Beim Thema „Kinderland“ erinnerte er an die Errichtung "eines der schönsten Spielplätze weit und breit" mit finanzieller Unterstützung aus Dorferneuerungsmitteln und mit dem tatkräftigen Einsatz durch die Teilnehmer eines Jugend-Workshops. Diese Investition werde allerdings nicht die Bereitschaft des Gemeinderats schmälern, auch den Unterhalt weiterer Spielplätze in den Ortsteilen zu fördern. Der Rathausschef verwies dabei auf Initiativen in Zettlitz, Tremmersdorf und Münchsreuth.

Kurz vor dem Abschluss stehen die Bauarbeiten am "Anwesen 23". 1,2 Millionen Euro kostet der Umbau des alten Gemäuers zwischen der Wieskapelle und der Tordurchfahrt einschließlich eines Teiles der Scheunenanlage. Es soll einmal als „Haus der Dorfkultur“ den Vereinen gute Dienste erweisen, so die Hoffnung des Bürgermeisters. Im Obergeschoss entstehen ein Wohnappartement und eine Praxis für Psychotherapie, teilte er mit.

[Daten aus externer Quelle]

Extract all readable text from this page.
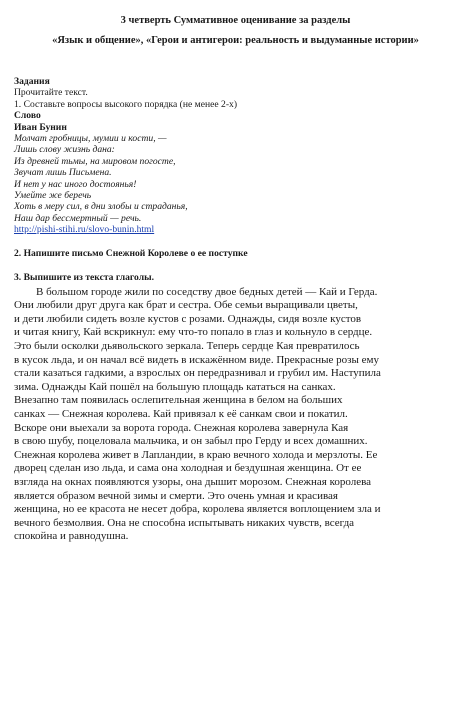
3 четверть Суммативное оценивание за разделы
«Язык и общение», «Герои и антигерои: реальность и выдуманные истории»
Задания
Прочитайте текст.
1. Составьте вопросы высокого порядка (не менее 2-х)
Слово
Иван Бунин
Молчат гробницы, мумии и кости, —
Лишь слову жизнь дана:
Из древней тьмы, на мировом погосте,
Звучат лишь Письмена.
И нет у нас иного достоянья!
Умейте же беречь
Хоть в меру сил, в дни злобы и страданья,
Наш дар бессмертный — речь.
http://pishi-stihi.ru/slovo-bunin.html
2. Напишите письмо Снежной Королеве о ее поступке
3. Выпишите из текста глаголы.
В большом городе жили по соседству двое бедных детей — Кай и Герда.
Они любили друг друга как брат и сестра. Обе семьи выращивали цветы,
и дети любили сидеть возле кустов с розами. Однажды, сидя возле кустов
и читая книгу, Кай вскрикнул: ему что-то попало в глаз и кольнуло в сердце.
Это были осколки дьявольского зеркала. Теперь сердце Кая превратилось
в кусок льда, и он начал всё видеть в искажённом виде. Прекрасные розы ему
стали казаться гадкими, а взрослых он передразнивал и грубил им. Наступила
зима. Однажды Кай пошёл на большую площадь кататься на санках.
Внезапно там появилась ослепительная женщина в белом на больших
санках — Снежная королева. Кай привязал к её санкам свои и покатил.
Вскоре они выехали за ворота города. Снежная королева завернула Кая
в свою шубу, поцеловала мальчика, и он забыл про Герду и всех домашних.
Снежная королева живет в Лапландии, в краю вечного холода и мерзлоты. Ее
дворец сделан изо льда, и сама она холодная и бездушная женщина. От ее
взгляда на окнах появляются узоры, она дышит морозом. Снежная королева
является образом вечной зимы и смерти. Это очень умная и красивая
женщина, но ее красота не несет добра, королева является воплощением зла и
вечного безмолвия. Она не способна испытывать никаких чувств, всегда
спокойна и равнодушна.
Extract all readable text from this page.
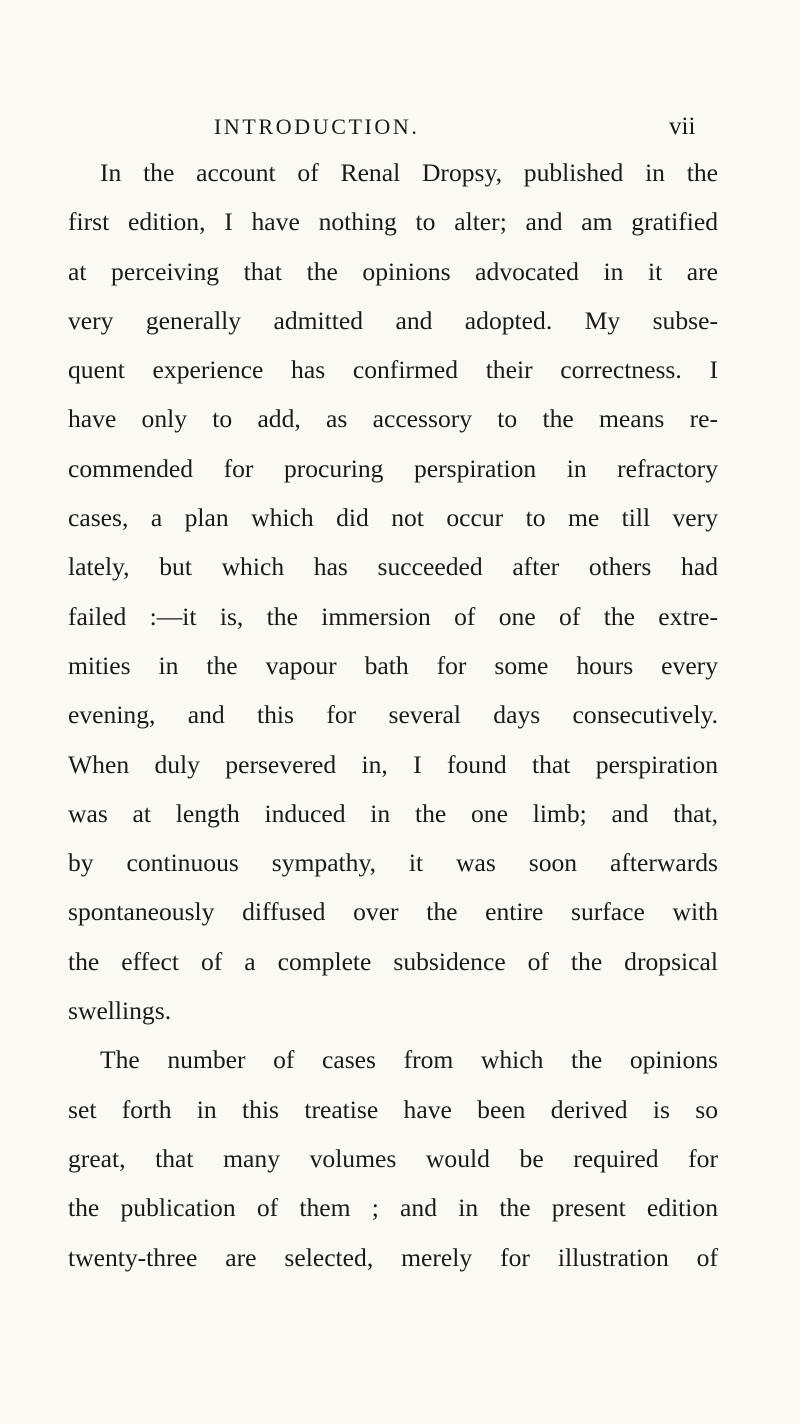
INTRODUCTION.	vii
In the account of Renal Dropsy, published in the
first edition, I have nothing to alter; and am gratified
at perceiving that the opinions advocated in it are
very generally admitted and adopted. My subse-
quent experience has confirmed their correctness. I
have only to add, as accessory to the means re-
commended for procuring perspiration in refractory
cases, a plan which did not occur to me till very
lately, but which has succeeded after others had
failed :—it is, the immersion of one of the extre-
mities in the vapour bath for some hours every
evening, and this for several days consecutively.
When duly persevered in, I found that perspiration
was at length induced in the one limb; and that,
by continuous sympathy, it was soon afterwards
spontaneously diffused over the entire surface with
the effect of a complete subsidence of the dropsical
swellings.
The number of cases from which the opinions
set forth in this treatise have been derived is so
great, that many volumes would be required for
the publication of them ; and in the present edition
twenty-three are selected, merely for illustration of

Neu war für viele Besucher die Information über den Kauf der Wieskapelle durch die Gemeinde. Bisher im Eigentum des Landkreises soll das barocke Schmuckkästchen eine Einheit mit dem neuen "Haus der Dorfkultur" bilden. Nickl sprach von einer guten finanziellen Regelung mit dem Landkreis.

Gut versorgt ist die Gemeinde mit schnellem Internet. Nach Gesamtinvestitionen von 1,1 Millionen Euro bei 255 000 Euro Eigenanteil stehe die Breitbandversorgung vor dem Abschluss, erklärte der Rathausschef.

Ein Kernthema ist für die Gemeinde auch die Baulandpolitik. „Jeder, der in Speinshart oder in einem Ortsteil bauen will, kann das“, merkte Nickl mit Hinweis auf die gemeindeeigenen Parzellen in Zettlitz und Tremmersdorf an. Die Baulandpreise einschließlich Erschließungskosten schwanken zwischen 40 und 50 Euro.

Es folgten Informationen zu weiteren laufenden oder vor dem Baubeginn stehenden Projekten durch die oder mit Unterstützung der Kommune. Beispielhaft nannte der Bürgermeister den Anbau an das Feuerwehrhaus in Speinshart, die Errichtung einer Gemeinschaftshalle in Münchsreuth, der Bau einer Überquerungshilfe in der Ortsdurchfahrt der Staatsstraße in Tremmersdorf, Scheunen-Erneuerungen, die Erweiterung der Straßenbeleuchtung in Richtung Klosterhof und an der Südseite des Klosters die Anlage einer Blühwiese nach Erwerb durch die Gemeinde.